Reduce Staying Up Late, Tips for Getting Quality Sleep
Hi, this article is dedicated to those of you who have trouble sleeping even though your body is tired and needs rest. Hopefully the tips below can help.
1. Consistently Maintain Sleep
Make it a habit to go to bed on time and wake up on time. If you are used to it, the body's work system will automatically follow. The way to get used to it is to consistently do it even though it requires a process.
2. Exercising
Light exercise before bed, just 15-30 minutes will be very good to help calm the body from the hectic activities of the day.

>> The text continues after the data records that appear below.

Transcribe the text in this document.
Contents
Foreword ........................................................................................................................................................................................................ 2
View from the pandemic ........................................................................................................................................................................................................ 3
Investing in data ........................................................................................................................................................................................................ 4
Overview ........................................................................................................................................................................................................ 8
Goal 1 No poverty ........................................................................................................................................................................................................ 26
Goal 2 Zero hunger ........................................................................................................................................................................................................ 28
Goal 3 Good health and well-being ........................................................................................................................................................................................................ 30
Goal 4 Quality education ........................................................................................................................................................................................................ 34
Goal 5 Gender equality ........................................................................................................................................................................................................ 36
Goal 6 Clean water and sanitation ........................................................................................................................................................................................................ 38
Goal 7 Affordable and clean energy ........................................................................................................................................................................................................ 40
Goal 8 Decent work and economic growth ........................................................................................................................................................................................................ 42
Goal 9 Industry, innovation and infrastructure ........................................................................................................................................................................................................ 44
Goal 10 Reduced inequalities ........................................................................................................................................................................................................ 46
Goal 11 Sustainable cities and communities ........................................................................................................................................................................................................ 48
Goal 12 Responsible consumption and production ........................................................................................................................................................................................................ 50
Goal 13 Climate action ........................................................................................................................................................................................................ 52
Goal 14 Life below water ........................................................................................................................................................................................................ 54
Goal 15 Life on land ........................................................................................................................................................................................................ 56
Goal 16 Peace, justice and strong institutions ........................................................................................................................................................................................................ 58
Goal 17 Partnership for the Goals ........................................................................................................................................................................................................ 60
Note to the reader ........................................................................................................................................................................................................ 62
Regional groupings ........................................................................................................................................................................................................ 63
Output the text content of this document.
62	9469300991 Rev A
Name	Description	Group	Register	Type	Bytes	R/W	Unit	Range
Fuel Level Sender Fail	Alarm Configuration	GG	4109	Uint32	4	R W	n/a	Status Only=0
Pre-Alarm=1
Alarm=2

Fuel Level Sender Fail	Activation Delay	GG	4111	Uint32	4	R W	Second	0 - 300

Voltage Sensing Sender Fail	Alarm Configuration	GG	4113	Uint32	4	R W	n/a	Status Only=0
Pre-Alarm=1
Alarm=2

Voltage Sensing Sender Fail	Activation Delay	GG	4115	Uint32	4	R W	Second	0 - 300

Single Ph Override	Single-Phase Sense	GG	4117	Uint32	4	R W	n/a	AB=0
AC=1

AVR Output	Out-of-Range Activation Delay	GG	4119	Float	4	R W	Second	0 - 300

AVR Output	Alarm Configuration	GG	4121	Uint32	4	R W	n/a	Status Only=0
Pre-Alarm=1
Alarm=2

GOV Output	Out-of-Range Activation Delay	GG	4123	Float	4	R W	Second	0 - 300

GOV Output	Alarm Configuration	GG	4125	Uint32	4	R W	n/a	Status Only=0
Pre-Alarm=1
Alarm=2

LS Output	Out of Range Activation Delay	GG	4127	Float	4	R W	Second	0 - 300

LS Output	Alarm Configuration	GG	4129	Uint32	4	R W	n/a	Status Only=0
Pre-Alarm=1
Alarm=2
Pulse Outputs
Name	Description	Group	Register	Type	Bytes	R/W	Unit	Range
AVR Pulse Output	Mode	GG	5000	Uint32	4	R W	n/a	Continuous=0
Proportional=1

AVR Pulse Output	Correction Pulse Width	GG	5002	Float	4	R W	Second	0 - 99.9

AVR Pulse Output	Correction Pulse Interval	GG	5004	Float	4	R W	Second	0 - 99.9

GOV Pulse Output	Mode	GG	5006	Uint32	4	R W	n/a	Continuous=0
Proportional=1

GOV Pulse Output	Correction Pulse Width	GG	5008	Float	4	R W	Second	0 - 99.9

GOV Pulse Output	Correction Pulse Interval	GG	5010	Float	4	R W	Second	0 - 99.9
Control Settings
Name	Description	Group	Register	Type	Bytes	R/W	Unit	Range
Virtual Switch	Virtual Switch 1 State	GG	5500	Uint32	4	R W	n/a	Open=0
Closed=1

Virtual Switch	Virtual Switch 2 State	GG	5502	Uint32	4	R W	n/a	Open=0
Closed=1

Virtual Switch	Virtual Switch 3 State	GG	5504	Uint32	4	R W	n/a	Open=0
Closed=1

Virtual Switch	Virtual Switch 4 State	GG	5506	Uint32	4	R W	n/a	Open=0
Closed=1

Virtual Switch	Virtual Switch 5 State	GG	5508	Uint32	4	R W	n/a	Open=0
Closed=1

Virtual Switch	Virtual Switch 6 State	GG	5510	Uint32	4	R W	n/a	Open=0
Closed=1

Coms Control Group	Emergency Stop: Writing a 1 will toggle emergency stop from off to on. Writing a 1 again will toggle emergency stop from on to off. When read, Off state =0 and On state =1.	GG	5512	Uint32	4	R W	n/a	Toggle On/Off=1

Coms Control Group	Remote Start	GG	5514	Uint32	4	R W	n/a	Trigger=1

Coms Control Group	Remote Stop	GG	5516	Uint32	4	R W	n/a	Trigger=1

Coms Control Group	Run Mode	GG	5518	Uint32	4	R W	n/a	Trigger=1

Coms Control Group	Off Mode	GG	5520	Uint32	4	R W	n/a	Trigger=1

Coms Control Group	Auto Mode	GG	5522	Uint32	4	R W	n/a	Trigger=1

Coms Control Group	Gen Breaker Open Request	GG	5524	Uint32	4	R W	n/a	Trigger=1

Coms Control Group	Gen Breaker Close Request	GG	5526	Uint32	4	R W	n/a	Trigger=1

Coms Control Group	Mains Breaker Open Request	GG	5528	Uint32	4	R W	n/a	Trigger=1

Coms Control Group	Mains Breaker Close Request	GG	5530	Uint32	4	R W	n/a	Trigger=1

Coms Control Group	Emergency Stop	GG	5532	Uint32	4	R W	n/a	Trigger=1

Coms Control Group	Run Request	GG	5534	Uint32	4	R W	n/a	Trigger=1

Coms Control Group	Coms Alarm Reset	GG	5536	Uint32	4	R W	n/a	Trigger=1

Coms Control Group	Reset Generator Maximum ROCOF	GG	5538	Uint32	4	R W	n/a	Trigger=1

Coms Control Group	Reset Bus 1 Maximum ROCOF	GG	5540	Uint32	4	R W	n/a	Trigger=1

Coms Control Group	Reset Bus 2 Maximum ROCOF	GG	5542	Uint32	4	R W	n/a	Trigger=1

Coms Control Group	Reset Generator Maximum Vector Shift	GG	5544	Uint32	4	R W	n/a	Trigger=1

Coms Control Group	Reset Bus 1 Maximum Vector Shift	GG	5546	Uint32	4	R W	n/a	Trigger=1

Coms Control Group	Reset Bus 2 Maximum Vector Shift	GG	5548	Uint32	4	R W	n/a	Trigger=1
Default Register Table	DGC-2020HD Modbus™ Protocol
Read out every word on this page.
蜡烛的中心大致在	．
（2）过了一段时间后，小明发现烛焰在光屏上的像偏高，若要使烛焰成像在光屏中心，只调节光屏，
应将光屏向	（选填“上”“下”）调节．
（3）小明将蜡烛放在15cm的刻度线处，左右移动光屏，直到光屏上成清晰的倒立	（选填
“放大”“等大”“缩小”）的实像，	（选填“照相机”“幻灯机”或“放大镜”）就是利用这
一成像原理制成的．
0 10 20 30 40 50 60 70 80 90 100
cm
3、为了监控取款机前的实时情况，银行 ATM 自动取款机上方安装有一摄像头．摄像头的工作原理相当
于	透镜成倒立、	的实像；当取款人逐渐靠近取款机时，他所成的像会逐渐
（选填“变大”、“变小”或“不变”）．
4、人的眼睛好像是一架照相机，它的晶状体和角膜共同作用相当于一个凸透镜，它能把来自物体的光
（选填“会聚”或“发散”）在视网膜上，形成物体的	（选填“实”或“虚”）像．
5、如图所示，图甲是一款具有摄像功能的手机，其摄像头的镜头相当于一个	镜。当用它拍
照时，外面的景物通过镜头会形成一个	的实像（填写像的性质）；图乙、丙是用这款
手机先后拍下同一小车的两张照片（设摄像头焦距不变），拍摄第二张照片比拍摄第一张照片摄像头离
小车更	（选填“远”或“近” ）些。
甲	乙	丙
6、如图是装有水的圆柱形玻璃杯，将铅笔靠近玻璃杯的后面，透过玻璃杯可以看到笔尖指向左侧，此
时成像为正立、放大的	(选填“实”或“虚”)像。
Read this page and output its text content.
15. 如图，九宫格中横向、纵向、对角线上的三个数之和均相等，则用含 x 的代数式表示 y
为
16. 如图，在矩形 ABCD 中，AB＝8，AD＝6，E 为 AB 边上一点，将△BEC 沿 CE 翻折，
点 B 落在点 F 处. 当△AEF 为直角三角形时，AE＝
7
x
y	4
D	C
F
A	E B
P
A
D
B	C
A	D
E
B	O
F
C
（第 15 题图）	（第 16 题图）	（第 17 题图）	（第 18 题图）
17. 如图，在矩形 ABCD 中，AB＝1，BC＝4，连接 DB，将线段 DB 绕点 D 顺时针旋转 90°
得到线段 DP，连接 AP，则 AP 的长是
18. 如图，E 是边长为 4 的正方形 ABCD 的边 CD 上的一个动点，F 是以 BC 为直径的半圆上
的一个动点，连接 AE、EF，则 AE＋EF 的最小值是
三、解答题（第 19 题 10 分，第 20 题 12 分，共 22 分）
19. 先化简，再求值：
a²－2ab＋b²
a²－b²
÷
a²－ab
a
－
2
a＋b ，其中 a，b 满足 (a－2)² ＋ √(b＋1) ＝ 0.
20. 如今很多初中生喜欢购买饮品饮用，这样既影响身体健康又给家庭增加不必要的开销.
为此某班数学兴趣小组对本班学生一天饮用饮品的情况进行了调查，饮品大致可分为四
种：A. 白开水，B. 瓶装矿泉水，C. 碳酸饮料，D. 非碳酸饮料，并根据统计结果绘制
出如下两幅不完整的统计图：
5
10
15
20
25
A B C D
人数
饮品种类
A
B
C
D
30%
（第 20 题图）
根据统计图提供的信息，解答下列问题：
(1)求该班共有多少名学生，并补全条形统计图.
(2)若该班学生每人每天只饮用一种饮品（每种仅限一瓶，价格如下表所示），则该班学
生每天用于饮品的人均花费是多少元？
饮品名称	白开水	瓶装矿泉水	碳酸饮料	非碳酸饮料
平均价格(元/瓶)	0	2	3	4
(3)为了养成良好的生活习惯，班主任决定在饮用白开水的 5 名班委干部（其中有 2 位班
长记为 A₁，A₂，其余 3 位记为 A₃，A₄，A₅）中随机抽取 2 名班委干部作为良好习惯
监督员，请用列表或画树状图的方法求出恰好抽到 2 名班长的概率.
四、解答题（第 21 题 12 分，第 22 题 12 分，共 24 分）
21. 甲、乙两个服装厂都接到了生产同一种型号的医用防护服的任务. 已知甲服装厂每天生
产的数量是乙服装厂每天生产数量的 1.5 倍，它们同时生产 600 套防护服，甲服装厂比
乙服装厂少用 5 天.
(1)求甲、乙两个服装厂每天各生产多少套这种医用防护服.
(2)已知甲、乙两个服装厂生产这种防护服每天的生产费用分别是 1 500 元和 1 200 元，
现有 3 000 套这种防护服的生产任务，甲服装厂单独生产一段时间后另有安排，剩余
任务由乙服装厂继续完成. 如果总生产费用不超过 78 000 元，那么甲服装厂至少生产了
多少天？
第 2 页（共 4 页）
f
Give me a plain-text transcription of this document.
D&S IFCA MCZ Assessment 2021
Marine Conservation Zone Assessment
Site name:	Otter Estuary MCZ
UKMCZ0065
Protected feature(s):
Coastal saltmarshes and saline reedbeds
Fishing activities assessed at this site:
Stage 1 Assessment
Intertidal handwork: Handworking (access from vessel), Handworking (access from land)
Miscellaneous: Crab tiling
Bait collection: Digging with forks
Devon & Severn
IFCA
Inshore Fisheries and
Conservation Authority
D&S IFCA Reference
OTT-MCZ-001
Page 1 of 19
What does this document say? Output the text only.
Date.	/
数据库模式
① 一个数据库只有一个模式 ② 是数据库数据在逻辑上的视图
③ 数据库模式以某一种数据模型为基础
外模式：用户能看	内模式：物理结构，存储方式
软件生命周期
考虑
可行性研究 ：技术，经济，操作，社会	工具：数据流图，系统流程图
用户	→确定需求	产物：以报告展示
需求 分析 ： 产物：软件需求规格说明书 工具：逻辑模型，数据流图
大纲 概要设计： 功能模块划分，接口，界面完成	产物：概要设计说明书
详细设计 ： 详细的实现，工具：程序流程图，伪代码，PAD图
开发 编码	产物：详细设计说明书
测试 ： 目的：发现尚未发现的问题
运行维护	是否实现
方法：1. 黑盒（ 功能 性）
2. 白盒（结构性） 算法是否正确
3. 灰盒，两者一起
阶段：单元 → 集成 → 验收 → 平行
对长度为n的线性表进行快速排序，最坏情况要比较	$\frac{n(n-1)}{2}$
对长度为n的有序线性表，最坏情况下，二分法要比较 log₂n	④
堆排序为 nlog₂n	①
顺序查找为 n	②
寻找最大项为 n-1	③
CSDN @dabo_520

3. Stay away from Caffeine and Nicotine
Coffee, cola, some types of tea, and chocolate contain caffeine (to varying degrees). In addition to caffeine, nicotine can also trigger the activation of nerve cells. This results in the loss of drowsiness when smoking.
4. Avoid Overeating
Eating and drinking large meals past midnight can cause indigestion and increase the frequency of urination. Instead, eat 30 minutes before bed with light portions.
5. Sleeping After 3 PM
Many have proven that going to bed past 3 pm can make it difficult for us to sleep at night.
6. Take a warm shower before bed
Taking a warm bath can help your body and mind relax so you can fall asleep quickly.
7. Listening to Music or Reading Books
Avoid contact with blue light exposure from gadgets. Listening to relaxing music or reading a book is highly recommended to be an activity at night before going to bed.
8. Dim Room Light
Get in the habit of turning off the lights or using a night light. Sleeping with bright light can stimulate the optic nerve to stay awake.